EPA deadline a moving target - It’s October 31 or nothing, says EU

Jamaica Gleaner | August 29, 2008

EPA deadline a moving target - It’s October 31 or nothing, says EU

Dionne Rose, Business Reporter

A senior European Union diplomat in Kingston warned Wednesday that Caribbean countries that fail to sign a trade pact the region negotiated with EU by the October 31 deadline will lose preferential access for their product into the European market.

The EU would simply revert to the generalised system of preferences (GSP) for those countries, which would see their goods subject to significant tariffs, Carlo Pettinato, first secretary at the European Commission office here told the Financial Gleaner.

Member states of the Caribbean Community (Caricom) as well as the Dominican Republic nine months ago initialled an Economic Partnership Agreement (EPA), a broad-based pact that is supposed, over the next decade-and-a-half, to lead to reciprocal free trade in goods and services between the 27-member EU and the region.

Second thoughts

But since then, faced with criticism that they gave up too much and went too far in the negotiations, several Caribbean governments have been having second thoughts about the pact and a formal signing date for the agreement has become a moving target.

Regional leaders should have affixed their signatures to the agreement first in early, then late August.

The signing date then slipped to September 2 and then September 11 and now seems likely to move again as governments search for consensus on how to satisfy their critics without having to fully turn their backs on an agreement that was several years in the making.

Pettinato suggested that the region has little room to manoeuvre, maintaining the stance of European diplomats in the Caribbean that the EPA is a good agreement that should be put into operation.

While a short delay in signing would not be problematic any prolonged deferral would be consequential, he argued.

Said Pettinato: "A short delay will not be a problem but a long delay will be a problem because preferential regime towards the Caribbean will expire."

Initialled deal

The negotiators initialled the agreement in December with the understanding that the agreement had to come into force, even in a provisional manner, by the 31st of October.

"So, if this is not provisionally in force, the regime simply expires and we will not have a legal regime that allows us to grant the preferential market access to the Caribbean into the EU market."

The fall-back position in such a circumstance would be the GSP, which last December the Jamaican Prime Minister Bruce Golding said that would add about $5 billion in costs, in the form of tariffs, for the island’s goods entering the EU.

Agreement attacked

Caribbean intellectuals, trade union and political critics of the EPA have largely attacked the agreement on three fronts:

That by opening the region to reciprocal trade in areas of services such as government procurement, the regional exceeded the current regimes of the World Trade Organisation;

That the region’s obligations to open markets is legally binding while the EU’s promise in development and capacity-building assistance is not similarly obligatory; and that

The region boxed in itself, limiting its ability to expand south-south preferential regimes by agreeing to a most favoured nation (MFN) clause in the EPA. The MFN, on the face of it, obliges the Caribbean, on a line-by-line basis, to offer to the Europeans any treatment they might negotiate with third parties.

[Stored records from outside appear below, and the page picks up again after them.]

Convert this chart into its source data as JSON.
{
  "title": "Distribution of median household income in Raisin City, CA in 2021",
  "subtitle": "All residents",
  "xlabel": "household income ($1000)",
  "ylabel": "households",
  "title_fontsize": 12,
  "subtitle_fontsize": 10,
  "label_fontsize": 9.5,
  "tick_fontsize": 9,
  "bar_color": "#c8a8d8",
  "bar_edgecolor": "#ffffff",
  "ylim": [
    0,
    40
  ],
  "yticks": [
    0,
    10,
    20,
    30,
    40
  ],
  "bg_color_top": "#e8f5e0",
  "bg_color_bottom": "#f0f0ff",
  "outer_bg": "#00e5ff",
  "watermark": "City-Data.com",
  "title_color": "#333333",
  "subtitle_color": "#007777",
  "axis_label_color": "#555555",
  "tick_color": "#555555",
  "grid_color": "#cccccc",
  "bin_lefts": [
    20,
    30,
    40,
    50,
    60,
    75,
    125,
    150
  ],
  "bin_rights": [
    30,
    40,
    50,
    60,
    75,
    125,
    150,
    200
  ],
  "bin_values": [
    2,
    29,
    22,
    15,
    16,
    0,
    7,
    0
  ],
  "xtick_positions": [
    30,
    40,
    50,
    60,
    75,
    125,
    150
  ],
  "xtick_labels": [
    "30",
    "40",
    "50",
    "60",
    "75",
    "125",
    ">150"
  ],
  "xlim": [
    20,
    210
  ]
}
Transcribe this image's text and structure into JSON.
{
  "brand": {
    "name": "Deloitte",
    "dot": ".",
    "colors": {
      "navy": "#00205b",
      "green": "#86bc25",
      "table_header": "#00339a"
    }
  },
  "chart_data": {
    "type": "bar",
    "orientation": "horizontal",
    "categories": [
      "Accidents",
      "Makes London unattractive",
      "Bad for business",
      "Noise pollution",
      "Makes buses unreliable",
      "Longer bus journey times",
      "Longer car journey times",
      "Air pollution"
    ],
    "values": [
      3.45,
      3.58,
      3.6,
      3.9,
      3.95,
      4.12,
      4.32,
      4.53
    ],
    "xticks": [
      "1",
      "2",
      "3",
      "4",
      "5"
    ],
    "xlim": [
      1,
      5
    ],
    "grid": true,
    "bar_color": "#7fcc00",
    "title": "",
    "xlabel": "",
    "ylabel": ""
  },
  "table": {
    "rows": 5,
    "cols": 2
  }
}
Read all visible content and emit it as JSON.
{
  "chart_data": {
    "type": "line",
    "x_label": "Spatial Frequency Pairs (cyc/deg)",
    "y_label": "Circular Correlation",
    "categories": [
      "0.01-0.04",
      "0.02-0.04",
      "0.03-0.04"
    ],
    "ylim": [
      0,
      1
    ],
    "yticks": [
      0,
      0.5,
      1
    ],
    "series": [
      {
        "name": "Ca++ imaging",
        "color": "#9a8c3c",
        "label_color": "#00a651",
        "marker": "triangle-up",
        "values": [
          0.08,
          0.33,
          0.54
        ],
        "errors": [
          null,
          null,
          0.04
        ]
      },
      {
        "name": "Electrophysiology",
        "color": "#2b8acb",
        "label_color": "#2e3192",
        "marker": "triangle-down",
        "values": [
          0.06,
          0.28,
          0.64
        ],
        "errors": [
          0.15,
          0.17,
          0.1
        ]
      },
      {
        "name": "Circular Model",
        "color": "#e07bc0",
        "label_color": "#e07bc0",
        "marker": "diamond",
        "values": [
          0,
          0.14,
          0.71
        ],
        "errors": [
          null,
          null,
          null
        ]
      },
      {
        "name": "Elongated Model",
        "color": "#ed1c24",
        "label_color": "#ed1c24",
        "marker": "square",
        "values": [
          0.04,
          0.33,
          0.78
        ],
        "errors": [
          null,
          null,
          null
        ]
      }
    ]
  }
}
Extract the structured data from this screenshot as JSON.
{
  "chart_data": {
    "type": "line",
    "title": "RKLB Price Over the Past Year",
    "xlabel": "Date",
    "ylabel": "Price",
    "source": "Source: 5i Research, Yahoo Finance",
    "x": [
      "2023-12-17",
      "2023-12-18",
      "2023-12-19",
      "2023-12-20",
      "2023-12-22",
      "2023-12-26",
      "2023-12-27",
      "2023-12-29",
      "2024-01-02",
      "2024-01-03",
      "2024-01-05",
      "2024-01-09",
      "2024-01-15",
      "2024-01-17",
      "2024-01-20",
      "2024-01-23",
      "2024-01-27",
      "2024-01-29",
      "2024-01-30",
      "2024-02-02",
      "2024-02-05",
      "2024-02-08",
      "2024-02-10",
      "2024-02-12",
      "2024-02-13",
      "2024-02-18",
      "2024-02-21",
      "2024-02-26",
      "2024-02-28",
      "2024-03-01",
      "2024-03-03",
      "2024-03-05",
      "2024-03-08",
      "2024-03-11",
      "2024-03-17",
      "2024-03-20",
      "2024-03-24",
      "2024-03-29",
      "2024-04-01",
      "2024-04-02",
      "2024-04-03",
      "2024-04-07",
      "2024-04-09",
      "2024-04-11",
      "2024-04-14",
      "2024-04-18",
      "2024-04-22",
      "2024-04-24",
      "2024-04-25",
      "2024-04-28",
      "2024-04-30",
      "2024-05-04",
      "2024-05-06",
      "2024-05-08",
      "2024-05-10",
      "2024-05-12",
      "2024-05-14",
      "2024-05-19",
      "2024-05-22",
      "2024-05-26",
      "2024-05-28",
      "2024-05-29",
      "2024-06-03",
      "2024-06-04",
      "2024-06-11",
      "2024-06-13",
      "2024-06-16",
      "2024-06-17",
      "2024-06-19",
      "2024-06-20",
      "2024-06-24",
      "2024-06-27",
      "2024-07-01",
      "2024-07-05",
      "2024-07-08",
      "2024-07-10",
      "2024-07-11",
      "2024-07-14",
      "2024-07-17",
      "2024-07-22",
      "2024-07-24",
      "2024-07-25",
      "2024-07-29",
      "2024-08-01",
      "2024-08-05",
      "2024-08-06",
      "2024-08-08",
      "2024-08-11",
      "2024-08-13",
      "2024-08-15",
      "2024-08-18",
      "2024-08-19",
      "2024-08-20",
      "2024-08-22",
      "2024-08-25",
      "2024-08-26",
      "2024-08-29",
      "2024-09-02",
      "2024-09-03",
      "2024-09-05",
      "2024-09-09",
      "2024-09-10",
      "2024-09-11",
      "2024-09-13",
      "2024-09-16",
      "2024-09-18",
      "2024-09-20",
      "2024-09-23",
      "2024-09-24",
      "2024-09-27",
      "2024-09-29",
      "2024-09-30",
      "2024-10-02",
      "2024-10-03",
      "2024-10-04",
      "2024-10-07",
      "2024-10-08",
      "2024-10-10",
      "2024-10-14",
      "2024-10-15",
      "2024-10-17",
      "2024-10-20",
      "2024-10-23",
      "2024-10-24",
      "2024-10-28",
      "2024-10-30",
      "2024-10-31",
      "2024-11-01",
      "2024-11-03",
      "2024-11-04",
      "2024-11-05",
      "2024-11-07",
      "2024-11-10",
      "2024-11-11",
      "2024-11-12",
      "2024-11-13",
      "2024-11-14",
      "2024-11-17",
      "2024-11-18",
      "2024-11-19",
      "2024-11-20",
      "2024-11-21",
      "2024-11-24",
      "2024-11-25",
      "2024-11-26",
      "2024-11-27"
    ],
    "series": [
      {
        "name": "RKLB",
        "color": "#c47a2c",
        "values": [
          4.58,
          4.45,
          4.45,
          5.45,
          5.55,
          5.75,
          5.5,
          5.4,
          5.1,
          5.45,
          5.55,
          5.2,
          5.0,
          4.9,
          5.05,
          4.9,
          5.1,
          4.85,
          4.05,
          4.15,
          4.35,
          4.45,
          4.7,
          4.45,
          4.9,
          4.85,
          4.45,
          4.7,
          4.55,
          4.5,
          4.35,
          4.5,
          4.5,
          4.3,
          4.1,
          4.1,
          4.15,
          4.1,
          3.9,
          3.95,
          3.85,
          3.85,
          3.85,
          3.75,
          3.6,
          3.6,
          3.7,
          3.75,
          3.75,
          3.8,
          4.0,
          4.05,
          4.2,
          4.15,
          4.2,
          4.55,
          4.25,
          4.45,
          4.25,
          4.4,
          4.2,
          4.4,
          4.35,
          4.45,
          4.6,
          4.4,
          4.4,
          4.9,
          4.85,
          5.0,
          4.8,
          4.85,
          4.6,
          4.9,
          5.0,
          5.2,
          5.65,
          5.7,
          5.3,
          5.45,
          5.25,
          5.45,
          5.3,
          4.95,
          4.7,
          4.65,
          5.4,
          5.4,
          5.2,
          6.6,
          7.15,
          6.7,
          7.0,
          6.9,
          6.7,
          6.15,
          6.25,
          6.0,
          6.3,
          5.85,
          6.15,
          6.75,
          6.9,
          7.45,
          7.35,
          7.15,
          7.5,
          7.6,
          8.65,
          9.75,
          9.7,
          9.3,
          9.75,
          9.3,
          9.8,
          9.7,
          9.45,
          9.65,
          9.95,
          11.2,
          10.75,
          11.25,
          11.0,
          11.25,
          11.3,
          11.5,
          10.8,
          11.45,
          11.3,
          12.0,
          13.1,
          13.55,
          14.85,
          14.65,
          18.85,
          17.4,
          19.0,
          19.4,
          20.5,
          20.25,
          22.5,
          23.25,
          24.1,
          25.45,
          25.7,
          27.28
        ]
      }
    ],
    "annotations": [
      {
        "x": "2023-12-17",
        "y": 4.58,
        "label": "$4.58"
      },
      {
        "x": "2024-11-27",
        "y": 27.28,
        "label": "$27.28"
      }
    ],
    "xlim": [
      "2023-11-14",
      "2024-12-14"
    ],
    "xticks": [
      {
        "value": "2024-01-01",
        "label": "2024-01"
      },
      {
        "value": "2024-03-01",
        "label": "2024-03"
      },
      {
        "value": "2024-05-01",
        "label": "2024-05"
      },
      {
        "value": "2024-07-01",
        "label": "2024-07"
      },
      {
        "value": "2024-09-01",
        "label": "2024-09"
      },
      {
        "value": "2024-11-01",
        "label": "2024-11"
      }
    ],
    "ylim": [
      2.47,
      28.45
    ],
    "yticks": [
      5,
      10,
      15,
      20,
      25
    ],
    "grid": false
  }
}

In Jamaica, the Opposition People’s National Party, which oversaw much of negotiation towards the agreement has been a particularly harsh critic of the MFN.

Regional trade officials accept the merit of the MFN, but argue two points: that the clause was a "deal-breaker" for the Europeans and that it is not as bad as it initially appears.

"There is merit to the argument on both sides, but what is the reality?," asked one Jamaican expert rhetorically. "The reality is that, there are certain things on both sides that are deal breakers. In other words if the Europeans did not get this we would not have an EPA concluded."

"ÉYou have to say, ’Is it (the MFN clause) likely to restrict you in reality?’ I don’t see us wanting to liberalise more with India, China or Brazil than we have done with Europe. Our desire would be less because they are more threatening."

These are the countries that that perhaps reach the threshold to trigger the MFN clause and compared to the Caribbean are global trade powers. In any event, experts say, there is possibility under the EPA to provide additional preferences to third parties "without enhancing the provisions to the EU".

"The agreement anticipates dialogue on this issue," said a senior Jamaican official.

Financial Gleaner sources also say that the GSP tariffs apart, there could be other dangers for the Caribbean if the negotiations were reopened. They might be forced to give up something to get what they want.

"If the Europeans were to agree to reopening the negotiationsÉ don’t think that you can re-open the agreement on the MFN only," said one official. "Once you re-open it everything is up for grabs again. Don’t believe that they would confine it to the MFN. So if you get any adjustments, there is going to be a price."

Meanwhile, Carl Greenidge, the deputy senior director of the Caribbean Regional Negotiating Machinery (CRNM) in a report from Caribbean 360.com said last week that regional states that do not sign would not be able to derail the implementation of the new trade deal.

"If one (CARICOM) country chooses not to sign at all, and they persuade the European Union that they don’t have the intention of signing, the regulation that the European Union passed on December 20 requires that that country be taken off the list," he said, explaining that the country would also be excluded from any of the institutional arrangements.